A dieta mediterrânica, não se trapa apenas de uma dieta, como outras que conhecemos, vegetariano, vegan, ovolactovegetariano, entre outras. Em vez disso tem uma série de características e princípios que fazem dela um estilo de vida. Este estilo de vida é passado de geração em geração pelas famílias e, assim, faz parte da cultura destes países.

Esta dieta tem diversos benefícios devido às seguintes características: -Presença de ácidos gordos insaturados; -Riqueza em vitaminas, antioxidantes e minerais; -Cereais pouco refinados; -Consumo de hortofrutícolas; -Simplicidade nas refeições;

O reconhecimento da Dieta Mediterrânica em Portugal, Espanha, Marrocos, Itália, Grécia, Chipre e Croácia, pela UNESCO como Património Cultural Imaterial da Humanidade, desde 4 de Dezembro de 2013 reforça, juntamente com a evidência científica já existente, que se trata de um modelo cultural, histórico e de saúde.

Princípios da Dieta Mediterrânica

1. Cozinha simples que tem na sua base preparados que protegem os nutrientes, como as sopas, os cozidos, os ensopados e as caldeiradas; 2. Elevado consumo de produtos vegetais em detrimento do consumo de alimentos de origem animal; 3. Consumo de produtos vegetais produzidos localmente, frescos e da época; 4. Consumo de azeite como principal fonte de gordura; 5. Consumo moderado de laticínios; 6. Utilização de ervas aromáticas para temperar em detrimento do sal; 7. Consumo frequente de pescado e baixo de carnes vermelhas; 8. Consumo baixo a moderado de vinho e apenas nas refeições principais; 9. Água como principal bebida ao longo do dia; 10. Convívio na hora das refeições;

Rotulagem alimentar

A rotulagem alimentar permite aos consumidores fazerem escolhas alimentares adequadas, além de favorecer um correto armazenamento, preparação e consumo dos alimentos O crescente interesse do consumidor pela relação entre a alimentação e a saúde veio acentuar o interesse na rotulagem nutricional, que se tornou um determinante da escolha alimentar na atualidade.

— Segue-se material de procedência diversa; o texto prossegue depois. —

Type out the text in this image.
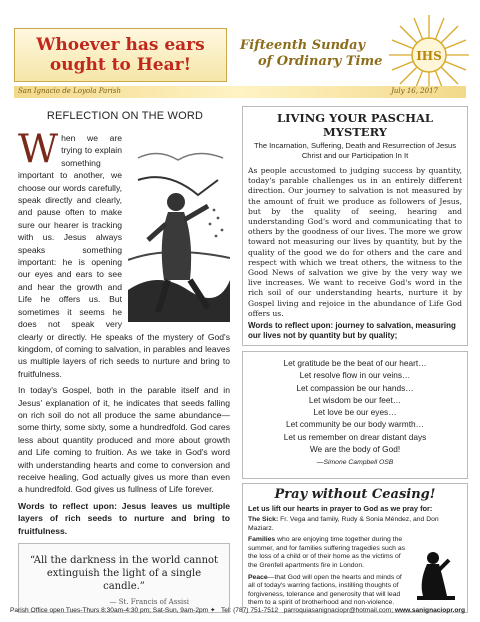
Whoever has ears ought to Hear!
Fifteenth Sunday
of Ordinary Time	IHS
San Ignacio de Loyola Parish	July 16, 2017
REFLECTION ON THE WORD
W hen we are trying to explain something important to another, we choose our words carefully, speak directly and clearly, and pause often to make sure our hearer is tracking with us. Jesus always speaks something important: he is opening our eyes and ears to see and hear the growth and Life he offers us. But sometimes it seems he does not speak very clearly or directly. He speaks of the mystery of God's kingdom, of coming to salvation, in parables and leaves us multiple layers of rich seeds to nurture and bring to fruitfulness.

In today's Gospel, both in the parable itself and in Jesus' explanation of it, he indicates that seeds falling on rich soil do not all produce the same abundance—some thirty, some sixty, some a hundredfold. God cares less about quantity produced and more about growth and Life coming to fruition. As we take in God's word with understanding hearts and come to conversion and receive healing, God actually gives us more than even a hundredfold. God gives us fullness of Life forever.

Words to reflect upon: Jesus leaves us multiple layers of rich seeds to nurture and bring to fruitfulness.

“All the darkness in the world cannot extinguish the light of a single candle.”
— St. Francis of Assisi
LIVING YOUR PASCHAL MYSTERY
The Incarnation, Suffering, Death and Resurrection of Jesus Christ and our Participation In It
As people accustomed to judging success by quantity, today's parable challenges us in an entirely different direction. Our journey to salvation is not measured by the amount of fruit we produce as followers of Jesus, but by the quality of seeing, hearing and understanding God's word and communicating that to others by the goodness of our lives. The more we grow toward not measuring our lives by quantity, but by the quality of the good we do for others and the care and respect with which we treat others, the witness to the Good News of salvation we give by the very way we live increases. We want to receive God's word in the rich soil of our understanding hearts, nurture it by Gospel living and rejoice in the abundance of Life God offers us.
Words to reflect upon: journey to salvation, measuring our lives not by quantity but by quality;
Let gratitude be the beat of our heart…
Let resolve flow in our veins…
Let compassion be our hands…
Let wisdom be our feet…
Let love be our eyes…
Let community be our body warmth…
Let us remember on drear distant days
We are the body of God!
—Simone Campbell OSB
Pray without Ceasing!
Let us lift our hearts in prayer to God as we pray for:
The Sick: Fr. Vega and family, Rudy & Sonia Méndez, and Don Maziarz.
Families who are enjoying time together during the summer, and for families suffering tragedies such as the loss of a child or of their home as the victims of the Grenfell apartments fire in London.
Peace—that God will open the hearts and minds of all of today's warring factions, instilling thoughts of forgiveness, tolerance and generosity that will lead them to a spirit of brotherhood and non-violence.
Parish Office open Tues-Thurs 8:30am-4:30 pm; Sat-Sun, 9am-2pm ✦ Tel: (787) 751-7512 parroquiasanignaciopr@hotmail.com; www.sanignaciopr.org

Aspetos obrigatórios na rotulagem alimentar:

-->Ser facilmente visível e acessível pelos consumidores. -->Lista de ingredientes – não obrigatória para Frutas e produtos hortícolas frescos, incluindo as batatas, sem serem alvo de qualquer tipo de preparação; Águas gaseificadas; Vinagres de fermentação, se provenientes de apenas um produto base; Queijo, manteiga, leite e nata fermentados, sem adição de qualquer outro tipo de ingrediente além dos utilizados no seu fabrico; -->Destaque para os ingredientes suscetíveis de causar alergia ou intolerância alimentar; -->Quantidade / quantidade líquida do alimento;

Na lista de ingredientes deve aparecer todos os componentes daquele género alimentar, os componented devem aparecem por ordem decrescente da quantidade no género alimentar. Aditivos, enzimas alimentares e água não são obrigatórios de colocar no produto alimentar.